In 1954, Senator Joseph McCarthy went too far when he took on the United States Army, accusing it of promoting communists. The Senate held special hearings, known as the Army-McCarthy hearings, which were among the first to be televised nationally. In the course of testimony McCarthy submitted evidence that was identified as fraudulent. As both public and politicians watched the bullying antics of the Senator, they became increasingly disenchanted. Before the year was out McCarthy, whose charges had first hit the headlines in February 1950, was censured by his colleagues for "conduct unbecoming a senator."
"You mean I'm supposed to stand on that?"

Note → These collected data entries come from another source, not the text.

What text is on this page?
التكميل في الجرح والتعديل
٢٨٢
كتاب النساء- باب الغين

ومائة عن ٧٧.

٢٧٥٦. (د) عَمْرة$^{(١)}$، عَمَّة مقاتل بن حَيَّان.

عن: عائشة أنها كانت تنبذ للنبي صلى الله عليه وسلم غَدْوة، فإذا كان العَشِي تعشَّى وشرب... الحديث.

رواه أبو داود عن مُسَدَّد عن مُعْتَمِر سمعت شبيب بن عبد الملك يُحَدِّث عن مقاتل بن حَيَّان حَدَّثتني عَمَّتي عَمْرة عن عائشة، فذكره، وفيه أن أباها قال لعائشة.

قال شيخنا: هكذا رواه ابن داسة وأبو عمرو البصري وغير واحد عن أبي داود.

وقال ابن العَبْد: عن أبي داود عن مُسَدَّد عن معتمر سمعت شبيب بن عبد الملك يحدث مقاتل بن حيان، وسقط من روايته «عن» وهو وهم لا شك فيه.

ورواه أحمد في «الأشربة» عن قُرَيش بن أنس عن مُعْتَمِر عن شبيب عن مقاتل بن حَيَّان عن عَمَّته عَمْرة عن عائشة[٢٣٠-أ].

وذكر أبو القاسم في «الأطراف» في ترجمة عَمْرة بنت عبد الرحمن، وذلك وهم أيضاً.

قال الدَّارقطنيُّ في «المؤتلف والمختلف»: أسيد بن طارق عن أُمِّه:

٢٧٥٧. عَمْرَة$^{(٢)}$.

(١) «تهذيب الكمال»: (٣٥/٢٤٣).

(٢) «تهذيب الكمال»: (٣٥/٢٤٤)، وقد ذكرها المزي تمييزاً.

In February 1950, Senator Joseph McCarthy captured headlines by his claims that he held in his hand, a list of names of some 205 communists in the State Department which he did not reveal. Many members of Congress, influenced by his success, began to support his heavy-handed and abusive tactics for political purposes. Here conservative Republican senators, Kenneth S. Wherry, Robert A. Taft, and Styles Bridges and Republican National Chairman Guy Gabrielson push a reluctant GOP elephant to mount the unsavory platform. This was the first use of the word "McCarthyism."
"Stand fast, men -- They're armed with marshmallows"
Even with Senator Joseph McCarthy on the wane, the general hysteria continued in many forms by assorted super patriots. In the summer of 1954, a branch of the American Legion denounced the Girl Scouts, calling the "one world" ideas advocated in their publications "un-American."
"Have a care, sir"
Throughout his political career, Dwight Eisenhower refused to take a public stand against Senator Joseph McCarthy's aggressive anti-communist campaign. Eisenhower even struck from a 1952 campaign speech in Wisconsin a defense of his mentor, George C. Marshall, a McCarthy target. Half a dozen Republican senators, including Ralph Flanders, joined Margaret Chase Smith in a "declaration of conscience" against McCarthy. Eisenhower, however, continued to speak of "justice and fair play" in fighting communism, and it was a long time before they prevailed.